The 9800GT is just a re-branded (renamed) 8800GT. They were nice cards, but they're dated. It's going to struggle with modern games; however, if you want to go that route, for roughly the same price (assuming $100.00) you can get a GTX 260. The drawback is that they're both DX10 and not DX11. Relatively speaking, they also both a bit louder than what you're currently using... not that they're loud cards, it's just that any card with a fan is going to be louder than an onboard graphics chip without a fan.
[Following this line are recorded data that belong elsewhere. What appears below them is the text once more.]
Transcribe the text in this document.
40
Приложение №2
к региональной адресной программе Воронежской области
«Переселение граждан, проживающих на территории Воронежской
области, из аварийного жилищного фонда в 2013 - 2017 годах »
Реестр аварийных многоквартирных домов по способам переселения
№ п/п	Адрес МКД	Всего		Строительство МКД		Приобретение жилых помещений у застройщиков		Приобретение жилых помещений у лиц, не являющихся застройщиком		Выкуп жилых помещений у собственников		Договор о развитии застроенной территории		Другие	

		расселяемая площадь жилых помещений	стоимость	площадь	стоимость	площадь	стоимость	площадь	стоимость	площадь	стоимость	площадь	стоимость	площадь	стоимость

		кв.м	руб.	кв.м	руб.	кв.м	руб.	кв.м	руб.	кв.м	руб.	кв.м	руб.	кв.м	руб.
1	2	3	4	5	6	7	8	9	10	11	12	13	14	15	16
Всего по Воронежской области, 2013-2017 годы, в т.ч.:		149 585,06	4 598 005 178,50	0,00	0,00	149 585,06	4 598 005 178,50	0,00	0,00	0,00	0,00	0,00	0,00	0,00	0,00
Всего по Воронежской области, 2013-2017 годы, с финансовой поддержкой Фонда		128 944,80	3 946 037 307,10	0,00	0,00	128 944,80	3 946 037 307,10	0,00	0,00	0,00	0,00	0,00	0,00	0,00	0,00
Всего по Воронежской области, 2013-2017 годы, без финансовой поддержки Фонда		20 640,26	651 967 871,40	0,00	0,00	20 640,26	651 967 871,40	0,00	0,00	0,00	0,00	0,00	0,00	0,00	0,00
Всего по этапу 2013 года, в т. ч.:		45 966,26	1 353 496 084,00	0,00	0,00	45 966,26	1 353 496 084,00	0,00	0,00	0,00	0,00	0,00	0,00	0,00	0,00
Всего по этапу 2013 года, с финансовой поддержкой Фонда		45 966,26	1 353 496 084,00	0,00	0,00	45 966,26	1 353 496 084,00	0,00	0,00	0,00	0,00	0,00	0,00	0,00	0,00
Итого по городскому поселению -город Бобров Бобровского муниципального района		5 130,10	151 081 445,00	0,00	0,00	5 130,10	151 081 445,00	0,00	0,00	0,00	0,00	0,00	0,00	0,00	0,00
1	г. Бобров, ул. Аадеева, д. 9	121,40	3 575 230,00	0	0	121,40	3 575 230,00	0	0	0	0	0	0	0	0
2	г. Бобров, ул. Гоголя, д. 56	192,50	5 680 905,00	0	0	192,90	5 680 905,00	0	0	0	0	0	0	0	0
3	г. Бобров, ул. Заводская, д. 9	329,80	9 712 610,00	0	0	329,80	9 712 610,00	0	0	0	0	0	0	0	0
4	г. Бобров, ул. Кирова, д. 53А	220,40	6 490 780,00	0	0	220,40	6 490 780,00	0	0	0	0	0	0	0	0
Newegg.com - PNY VCGGTX260CXXB GeForce GTX 260 896MB 448-bit GDDR3 PCI Express 2.0 x16 HDCP Ready SLI Support Video Card
Newegg.com - GIGABYTE GV-N26UD-896M GeForce GTX 260 896MB 448-bit GDDR3 PCI Express 2.0 x16 HDCP Ready SLI Support Video Card
If you're into all the sweet DX11 visual effects, then the 6670's are in your range. They may not be able to run all games at the same fps as the 9800 or the 260, but games will look a lot better:
Newegg.com - ASUS EAH6670/DIS/1GD5 Radeon HD 6670 1GB 128-bit GDDR5 PCI Express 2.1 x16 HDCP Ready Video Card
Newegg.com - XFX HD-667X-ZHF3 Radeon HD 6670 1GB 128-bit DDR3 PCI Express 2.1 x16 HDCP Ready Video Card
Imho, the most attractive card in the 100.00 range is the GTS 450:
Newegg.com - EVGA 01G-P3-1351-KR GeForce GTS 450 (Fermi) 1GB 128-bit GDDR5 PCI Express 2.0 x16 HDCP Ready SLI Support Video Card
nVidia has a driver setting called Ambient Occlusion which is disabled by default... you must enable and select a setting, performance or quality. Many games have ambient occlusions and enabling them has a really dramatic effect on lighting... it's
really nice.
ATI cards do not have this feature... and a bit off topic... Modern Warfare players are all up in arms about this setting because of its effect on smoke in game. ATI guys just see a thick white wall whereas an nVidia user with ambient occlusions enabled sees more lifelike whisps of smoke. At times smoke can be seen into, and this is at the heart of the argument... it provides an unfair advantage.
These picks were all done based on the assumption that your new monitor will be 1680x1050. If you get one that's 1920 or greater, then you're going to have to bust open that piggy bank and increase the $100.00 figure.
Anyway, here's a chart of gpu performance. Take it with a grain of salt, this is only a synthetic benchmark and so real world stuff may differ vastly. Before you buy anything, read several reviews and, more importantly, customer feedback. If a ton of guys are sayin the card sucks, you don't want any part of it.